Best Buy, Inc. (NYSE: BBY) has found great success in its Geek Squad mobile installation and computer services unit. With Circuit City now gone (and its Firedog services unit as well, at least for the time being), Geek Squad is becoming quite the large margin center for Best Buy. Should the largest consumer electronics chain in the U.S. be afraid that Geek Squad employees will soon unionize?
Most large retailers have faced collective bargaining attempts several times in their respective histories. Best Buy -- responding to emails to Geek Squad employees with information about unionization -- has responded. The retailer indicated that unions would interfere with its ability to connect with and negotiate with each individual Geek Squad employee.
Really? It seems odd that Best Buy can talk to the thousands of Geek Squad employees closely, but maybe it can buck the trend and become the "big-box that could" in reference to taking care of employees without them seeking collective representation.
This will be an ongoing thorn in Best Buy's side.
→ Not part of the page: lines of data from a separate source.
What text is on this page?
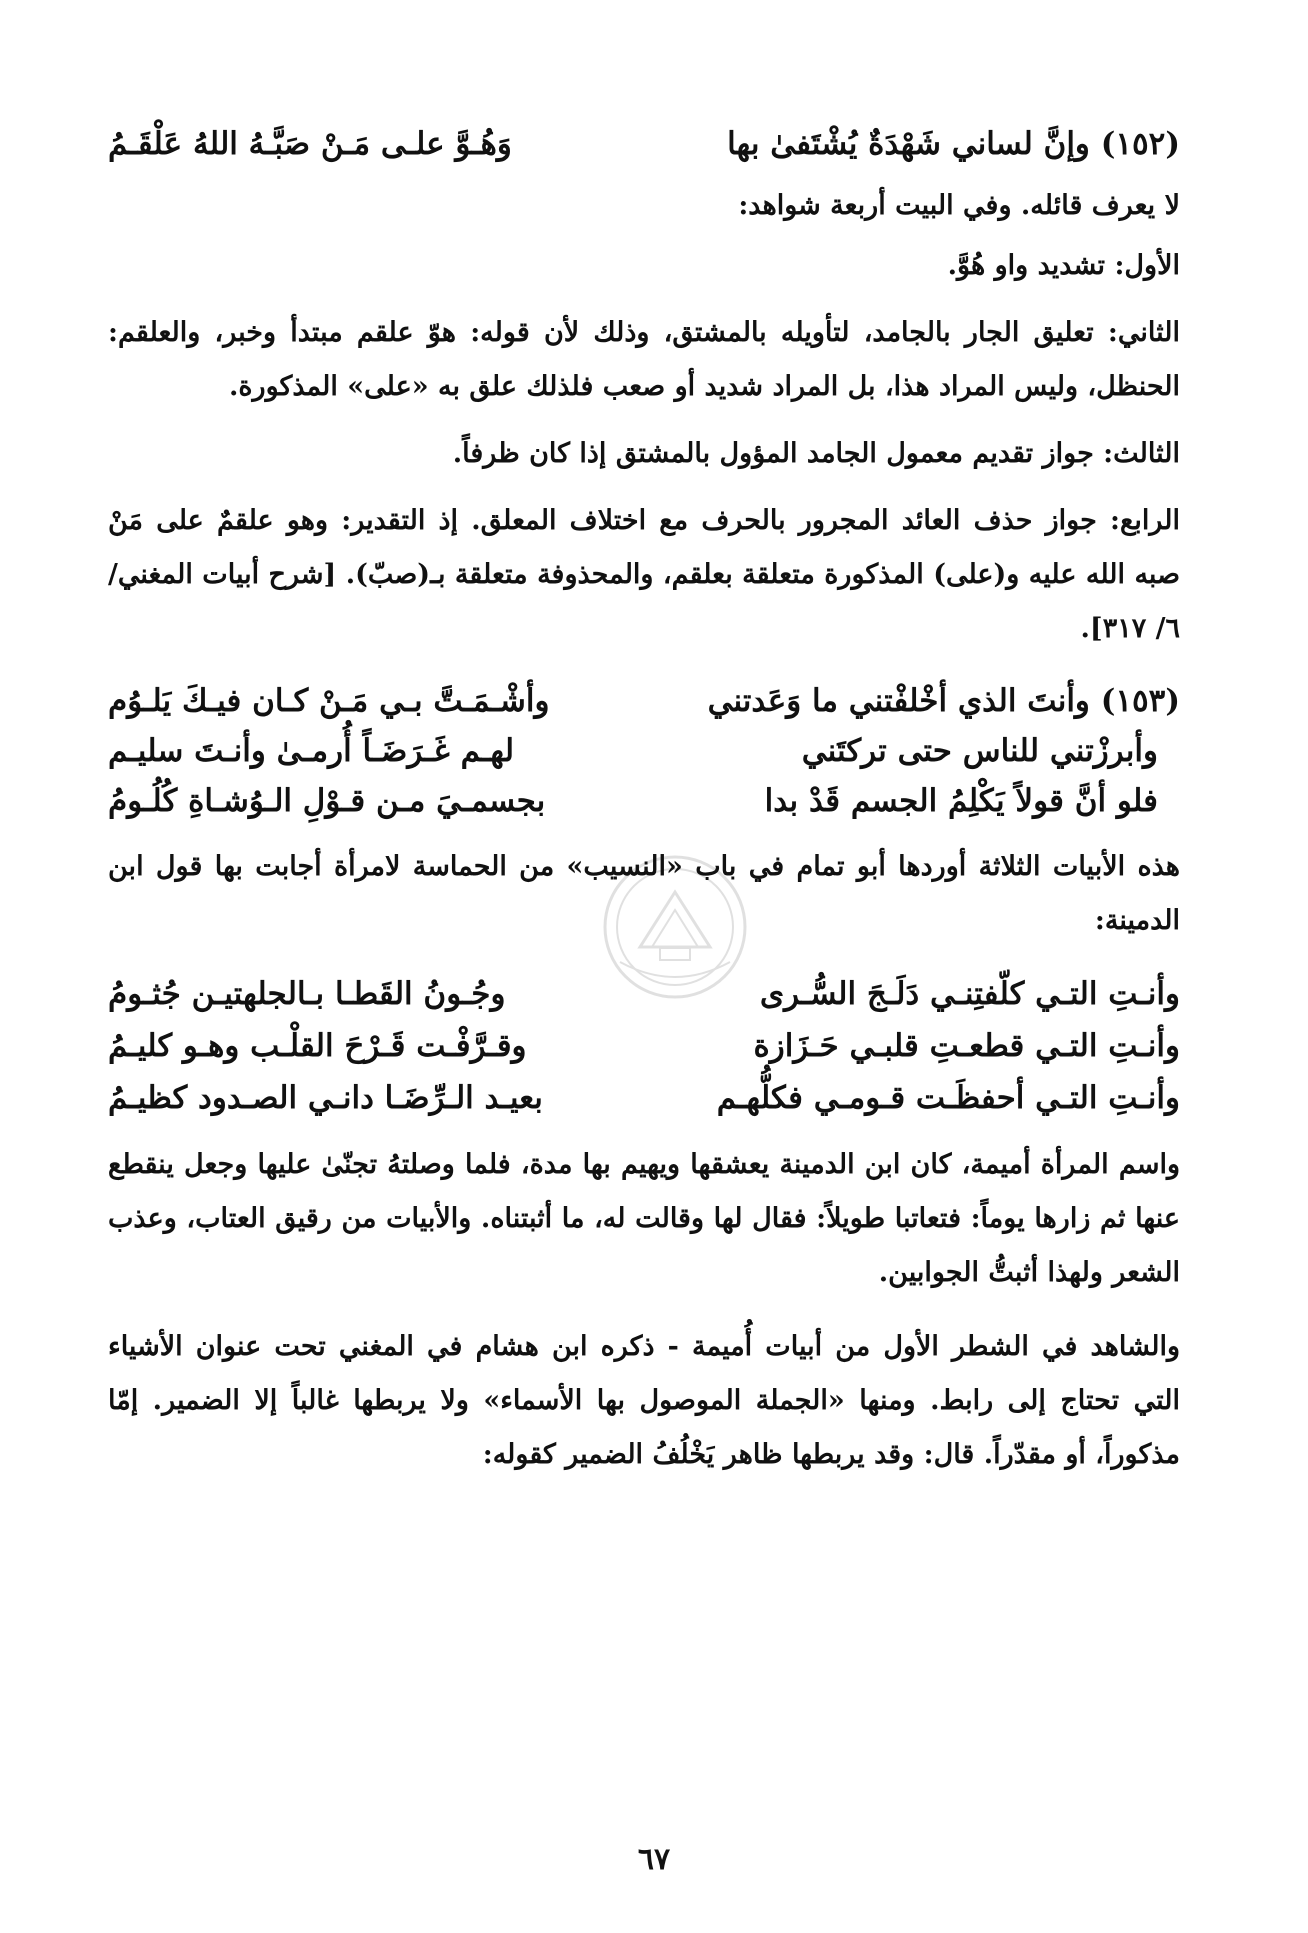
(١٥٢) وإنَّ لساني شَهْدَةٌ يُشْتَفىٰ بها
وَهُـوَّ علـى مَـنْ صَبَّـهُ اللهُ عَلْقَـمُ

لا يعرف قائله. وفي البيت أربعة شواهد:

الأول: تشديد واو هُوَّ.

الثاني: تعليق الجار بالجامد، لتأويله بالمشتق، وذلك لأن قوله: هوّ علقم مبتدأ وخبر، والعلقم: الحنظل، وليس المراد هذا، بل المراد شديد أو صعب فلذلك علق به «على» المذكورة.

الثالث: جواز تقديم معمول الجامد المؤول بالمشتق إذا كان ظرفاً.

الرابع: جواز حذف العائد المجرور بالحرف مع اختلاف المعلق. إذ التقدير: وهو علقمٌ على مَنْ صبه الله عليه و(على) المذكورة متعلقة بعلقم، والمحذوفة متعلقة بـ(صبّ). [شرح أبيات المغني/ ٦/ ٣١٧].

(١٥٣) وأنتَ الذي أخْلفْتني ما وَعَدتني
وأشْـمَـتَّ بـي مَـنْ كـان فيـكَ يَلـوُم
وأبرزْتني للناس حتى تركتَني
لهـم غَـرَضَـاً أُرمـىٰ وأنـتَ سليـم
فلو أنَّ قولاً يَكْلِمُ الجسم قَدْ بدا
بجسمـيَ مـن قـوْلِ الـوُشـاةِ كُلُـومُ

هذه الأبيات الثلاثة أوردها أبو تمام في باب «النسيب» من الحماسة لامرأة أجابت بها قول ابن الدمينة:

وأنـتِ التـي كلّفتِنـي دَلَـجَ السُّـرى
وجُـونُ القَطـا بـالجلهتيـن جُثـومُ
وأنـتِ التـي قطعـتِ قلبـي حَـزَازة
وقـرَّفْـت قَـرْحَ القلْـب وهـو كليـمُ
وأنـتِ التـي أحفظَـت قـومـي فكلُّهـم
بعيـد الـرِّضَـا دانـي الصـدود كظيـمُ

واسم المرأة أميمة، كان ابن الدمينة يعشقها ويهيم بها مدة، فلما وصلتهُ تجنّىٰ عليها وجعل ينقطع عنها ثم زارها يوماً: فتعاتبا طويلاً: فقال لها وقالت له، ما أثبتناه. والأبيات من رقيق العتاب، وعذب الشعر ولهذا أثبتُّ الجوابين.

والشاهد في الشطر الأول من أبيات أُميمة - ذكره ابن هشام في المغني تحت عنوان الأشياء التي تحتاج إلى رابط. ومنها «الجملة الموصول بها الأسماء» ولا يربطها غالباً إلا الضمير. إمّا مذكوراً، أو مقدّراً. قال: وقد يربطها ظاهر يَخْلُفُ الضمير كقوله:

٦٧
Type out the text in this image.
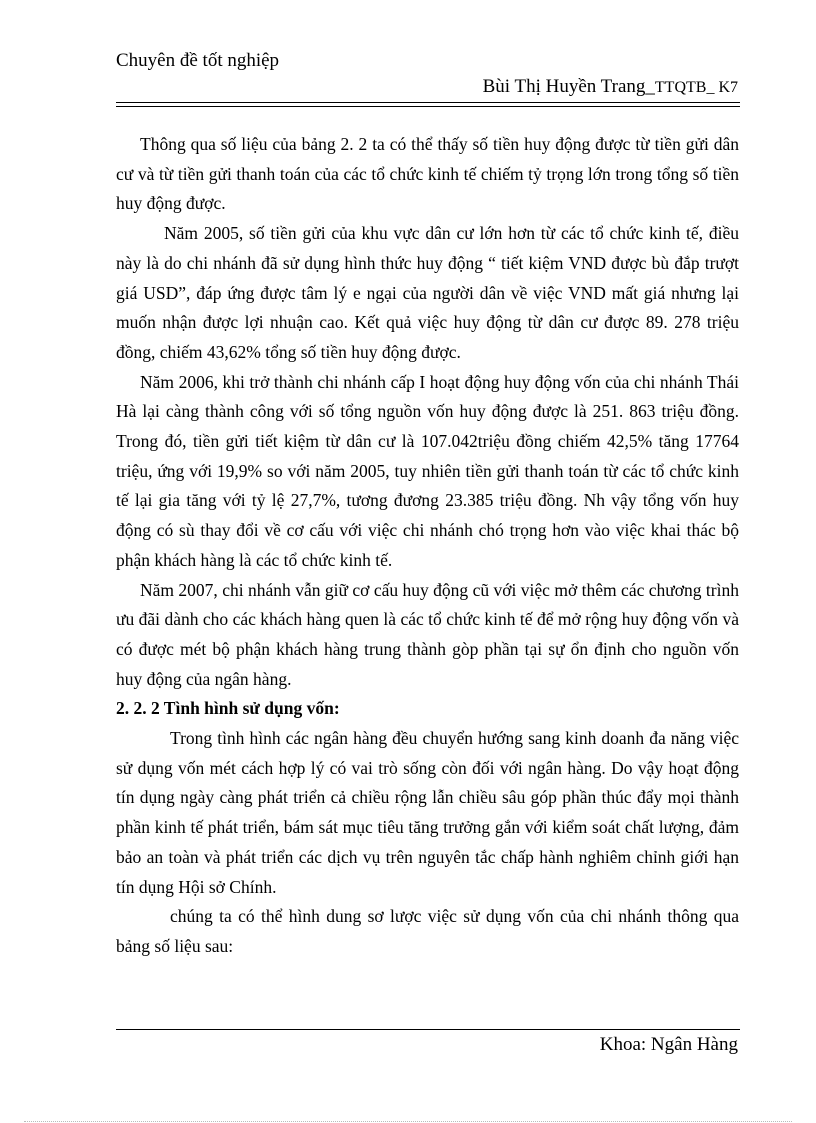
Chuyên đề tốt nghiệp
Bùi Thị Huyền Trang_TTQTB_ K7

Thông qua số liệu của bảng 2. 2 ta có thể thấy số tiền huy động được từ tiền gửi dân cư và từ tiền gửi thanh toán của các tổ chức kinh tế chiếm tỷ trọng lớn trong tổng số tiền huy động được.

Năm 2005, số tiền gửi của khu vực dân cư lớn hơn từ các tổ chức kinh tế, điều này là do chi nhánh đã sử dụng hình thức huy động “ tiết kiệm VND được bù đắp trượt giá USD”, đáp ứng được tâm lý e ngại của người dân về việc VND mất giá nhưng lại muốn nhận được lợi nhuận cao. Kết quả việc huy động từ dân cư được 89. 278 triệu đồng, chiếm 43,62% tổng số tiền huy động được.

Năm 2006, khi trở thành chi nhánh cấp I hoạt động huy động vốn của chi nhánh Thái Hà lại càng thành công với số tổng nguồn vốn huy động được là 251. 863 triệu đồng. Trong đó, tiền gửi tiết kiệm từ dân cư là 107.042triệu đồng chiếm 42,5% tăng 17764 triệu, ứng với 19,9% so với năm 2005, tuy nhiên tiền gửi thanh toán từ các tổ chức kinh tế lại gia tăng với tỷ lệ 27,7%, tương đương 23.385 triệu đồng. Nh vậy tổng vốn huy động có sù thay đổi về cơ cấu với việc chi nhánh chó trọng hơn vào việc khai thác bộ phận khách hàng là các tổ chức kinh tế.

Năm 2007, chi nhánh vẫn giữ cơ cấu huy động cũ với việc mở thêm các chương trình ưu đãi dành cho các khách hàng quen là các tổ chức kinh tế để mở rộng huy động vốn và có được mét bộ phận khách hàng trung thành gòp phần tại sự ổn định cho nguồn vốn huy động của ngân hàng.

2. 2. 2 Tình hình sử dụng vốn:

Trong tình hình các ngân hàng đều chuyển hướng sang kinh doanh đa năng việc sử dụng vốn mét cách hợp lý có vai trò sống còn đối với ngân hàng. Do vậy hoạt động tín dụng ngày càng phát triển cả chiều rộng lẫn chiều sâu góp phần thúc đẩy mọi thành phần kinh tế phát triển, bám sát mục tiêu tăng trưởng gắn với kiểm soát chất lượng, đảm bảo an toàn và phát triển các dịch vụ trên nguyên tắc chấp hành nghiêm chỉnh giới hạn tín dụng Hội sở Chính.

chúng ta có thể hình dung sơ lược việc sử dụng vốn của chi nhánh thông qua bảng số liệu sau:

Khoa: Ngân Hàng
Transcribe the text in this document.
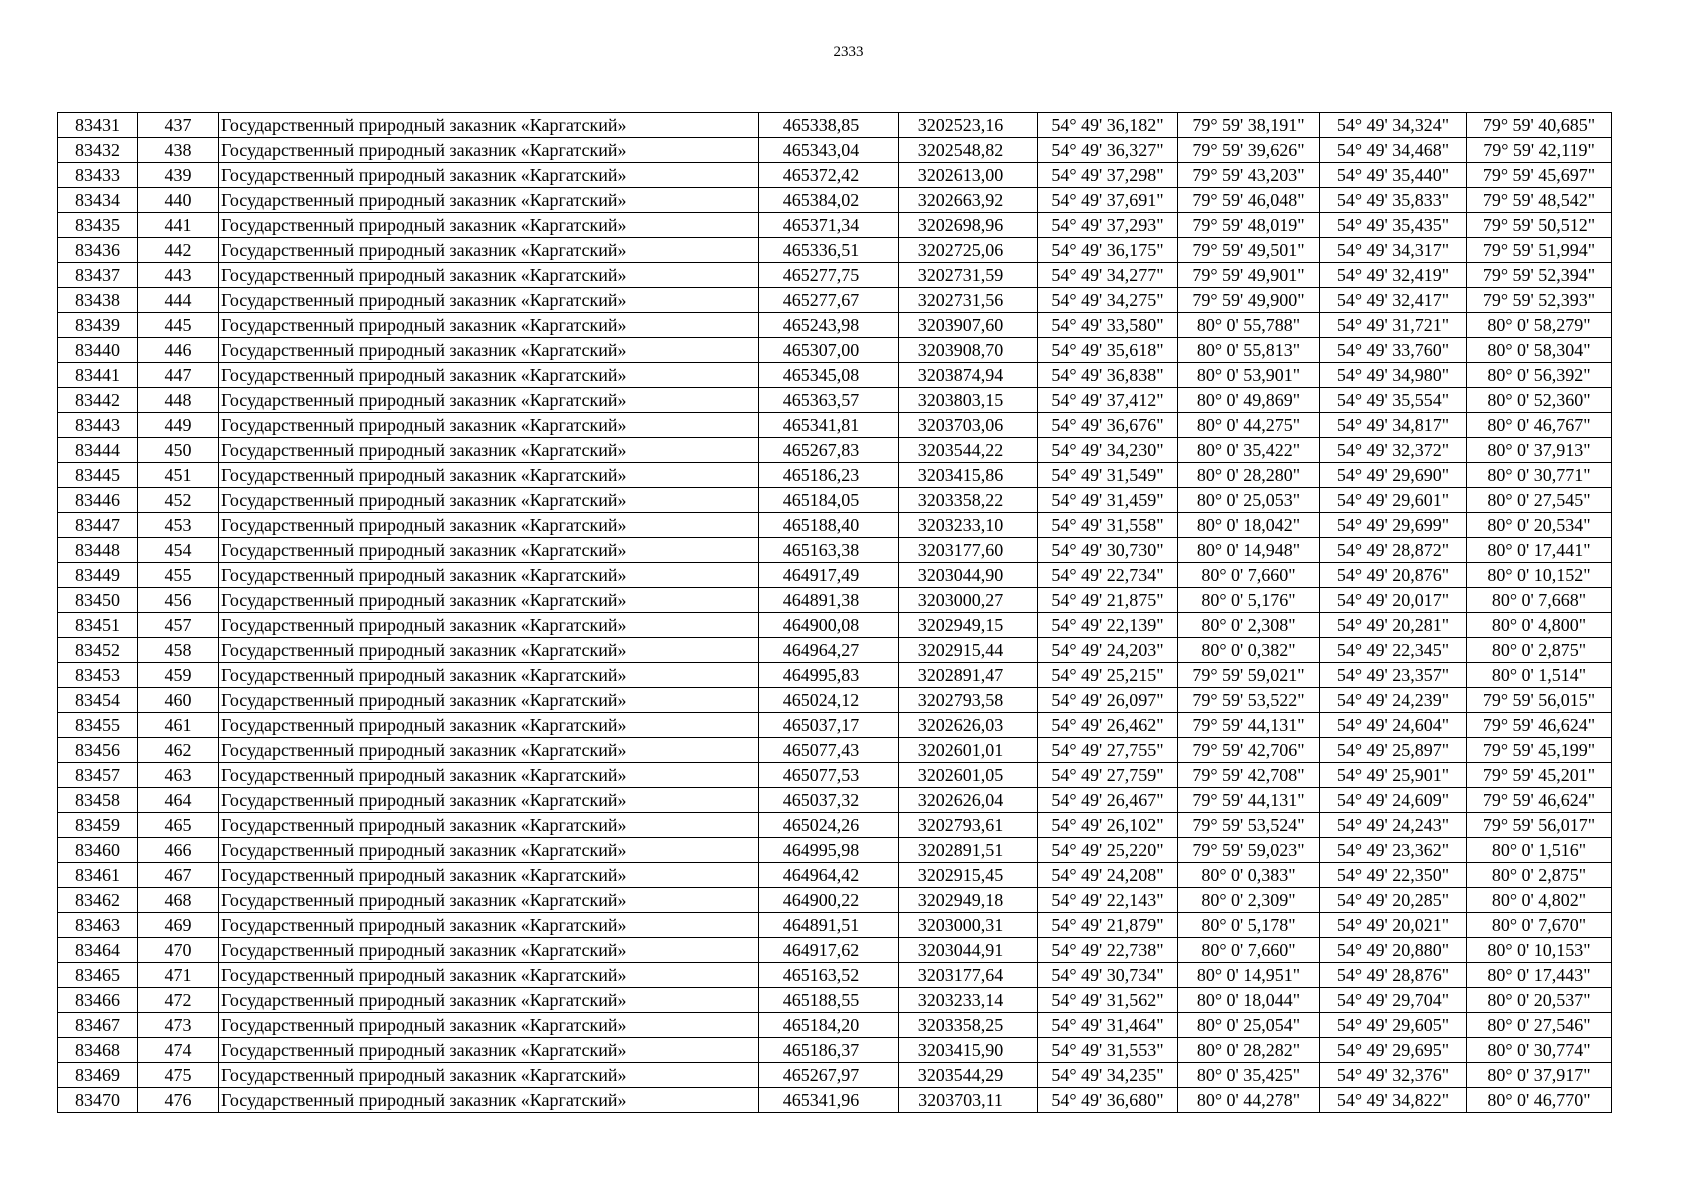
2333
83431	437	Государственный природный заказник «Каргатский»	465338,85	3202523,16	54° 49' 36,182"	79° 59' 38,191"	54° 49' 34,324"	79° 59' 40,685"
83432	438	Государственный природный заказник «Каргатский»	465343,04	3202548,82	54° 49' 36,327"	79° 59' 39,626"	54° 49' 34,468"	79° 59' 42,119"
83433	439	Государственный природный заказник «Каргатский»	465372,42	3202613,00	54° 49' 37,298"	79° 59' 43,203"	54° 49' 35,440"	79° 59' 45,697"
83434	440	Государственный природный заказник «Каргатский»	465384,02	3202663,92	54° 49' 37,691"	79° 59' 46,048"	54° 49' 35,833"	79° 59' 48,542"
83435	441	Государственный природный заказник «Каргатский»	465371,34	3202698,96	54° 49' 37,293"	79° 59' 48,019"	54° 49' 35,435"	79° 59' 50,512"
83436	442	Государственный природный заказник «Каргатский»	465336,51	3202725,06	54° 49' 36,175"	79° 59' 49,501"	54° 49' 34,317"	79° 59' 51,994"
83437	443	Государственный природный заказник «Каргатский»	465277,75	3202731,59	54° 49' 34,277"	79° 59' 49,901"	54° 49' 32,419"	79° 59' 52,394"
83438	444	Государственный природный заказник «Каргатский»	465277,67	3202731,56	54° 49' 34,275"	79° 59' 49,900"	54° 49' 32,417"	79° 59' 52,393"
83439	445	Государственный природный заказник «Каргатский»	465243,98	3203907,60	54° 49' 33,580"	80° 0' 55,788"	54° 49' 31,721"	80° 0' 58,279"
83440	446	Государственный природный заказник «Каргатский»	465307,00	3203908,70	54° 49' 35,618"	80° 0' 55,813"	54° 49' 33,760"	80° 0' 58,304"
83441	447	Государственный природный заказник «Каргатский»	465345,08	3203874,94	54° 49' 36,838"	80° 0' 53,901"	54° 49' 34,980"	80° 0' 56,392"
83442	448	Государственный природный заказник «Каргатский»	465363,57	3203803,15	54° 49' 37,412"	80° 0' 49,869"	54° 49' 35,554"	80° 0' 52,360"
83443	449	Государственный природный заказник «Каргатский»	465341,81	3203703,06	54° 49' 36,676"	80° 0' 44,275"	54° 49' 34,817"	80° 0' 46,767"
83444	450	Государственный природный заказник «Каргатский»	465267,83	3203544,22	54° 49' 34,230"	80° 0' 35,422"	54° 49' 32,372"	80° 0' 37,913"
83445	451	Государственный природный заказник «Каргатский»	465186,23	3203415,86	54° 49' 31,549"	80° 0' 28,280"	54° 49' 29,690"	80° 0' 30,771"
83446	452	Государственный природный заказник «Каргатский»	465184,05	3203358,22	54° 49' 31,459"	80° 0' 25,053"	54° 49' 29,601"	80° 0' 27,545"
83447	453	Государственный природный заказник «Каргатский»	465188,40	3203233,10	54° 49' 31,558"	80° 0' 18,042"	54° 49' 29,699"	80° 0' 20,534"
83448	454	Государственный природный заказник «Каргатский»	465163,38	3203177,60	54° 49' 30,730"	80° 0' 14,948"	54° 49' 28,872"	80° 0' 17,441"
83449	455	Государственный природный заказник «Каргатский»	464917,49	3203044,90	54° 49' 22,734"	80° 0' 7,660"	54° 49' 20,876"	80° 0' 10,152"
83450	456	Государственный природный заказник «Каргатский»	464891,38	3203000,27	54° 49' 21,875"	80° 0' 5,176"	54° 49' 20,017"	80° 0' 7,668"
83451	457	Государственный природный заказник «Каргатский»	464900,08	3202949,15	54° 49' 22,139"	80° 0' 2,308"	54° 49' 20,281"	80° 0' 4,800"
83452	458	Государственный природный заказник «Каргатский»	464964,27	3202915,44	54° 49' 24,203"	80° 0' 0,382"	54° 49' 22,345"	80° 0' 2,875"
83453	459	Государственный природный заказник «Каргатский»	464995,83	3202891,47	54° 49' 25,215"	79° 59' 59,021"	54° 49' 23,357"	80° 0' 1,514"
83454	460	Государственный природный заказник «Каргатский»	465024,12	3202793,58	54° 49' 26,097"	79° 59' 53,522"	54° 49' 24,239"	79° 59' 56,015"
83455	461	Государственный природный заказник «Каргатский»	465037,17	3202626,03	54° 49' 26,462"	79° 59' 44,131"	54° 49' 24,604"	79° 59' 46,624"
83456	462	Государственный природный заказник «Каргатский»	465077,43	3202601,01	54° 49' 27,755"	79° 59' 42,706"	54° 49' 25,897"	79° 59' 45,199"
83457	463	Государственный природный заказник «Каргатский»	465077,53	3202601,05	54° 49' 27,759"	79° 59' 42,708"	54° 49' 25,901"	79° 59' 45,201"
83458	464	Государственный природный заказник «Каргатский»	465037,32	3202626,04	54° 49' 26,467"	79° 59' 44,131"	54° 49' 24,609"	79° 59' 46,624"
83459	465	Государственный природный заказник «Каргатский»	465024,26	3202793,61	54° 49' 26,102"	79° 59' 53,524"	54° 49' 24,243"	79° 59' 56,017"
83460	466	Государственный природный заказник «Каргатский»	464995,98	3202891,51	54° 49' 25,220"	79° 59' 59,023"	54° 49' 23,362"	80° 0' 1,516"
83461	467	Государственный природный заказник «Каргатский»	464964,42	3202915,45	54° 49' 24,208"	80° 0' 0,383"	54° 49' 22,350"	80° 0' 2,875"
83462	468	Государственный природный заказник «Каргатский»	464900,22	3202949,18	54° 49' 22,143"	80° 0' 2,309"	54° 49' 20,285"	80° 0' 4,802"
83463	469	Государственный природный заказник «Каргатский»	464891,51	3203000,31	54° 49' 21,879"	80° 0' 5,178"	54° 49' 20,021"	80° 0' 7,670"
83464	470	Государственный природный заказник «Каргатский»	464917,62	3203044,91	54° 49' 22,738"	80° 0' 7,660"	54° 49' 20,880"	80° 0' 10,153"
83465	471	Государственный природный заказник «Каргатский»	465163,52	3203177,64	54° 49' 30,734"	80° 0' 14,951"	54° 49' 28,876"	80° 0' 17,443"
83466	472	Государственный природный заказник «Каргатский»	465188,55	3203233,14	54° 49' 31,562"	80° 0' 18,044"	54° 49' 29,704"	80° 0' 20,537"
83467	473	Государственный природный заказник «Каргатский»	465184,20	3203358,25	54° 49' 31,464"	80° 0' 25,054"	54° 49' 29,605"	80° 0' 27,546"
83468	474	Государственный природный заказник «Каргатский»	465186,37	3203415,90	54° 49' 31,553"	80° 0' 28,282"	54° 49' 29,695"	80° 0' 30,774"
83469	475	Государственный природный заказник «Каргатский»	465267,97	3203544,29	54° 49' 34,235"	80° 0' 35,425"	54° 49' 32,376"	80° 0' 37,917"
83470	476	Государственный природный заказник «Каргатский»	465341,96	3203703,11	54° 49' 36,680"	80° 0' 44,278"	54° 49' 34,822"	80° 0' 46,770"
In its soft response to the emails that are floating into the inboxes of Geek Squad employees, the retailer says "We have been having meetings with you, asking everyone to voice their opinions and asking everyone to help solve the problems we collectively face in tough economic times." Is that good enough or just standard, anti-union lip service? When Best Buy indicates that "We are concerned about being able to talk with you directly" in response to possible unionization, is it really? What's your take?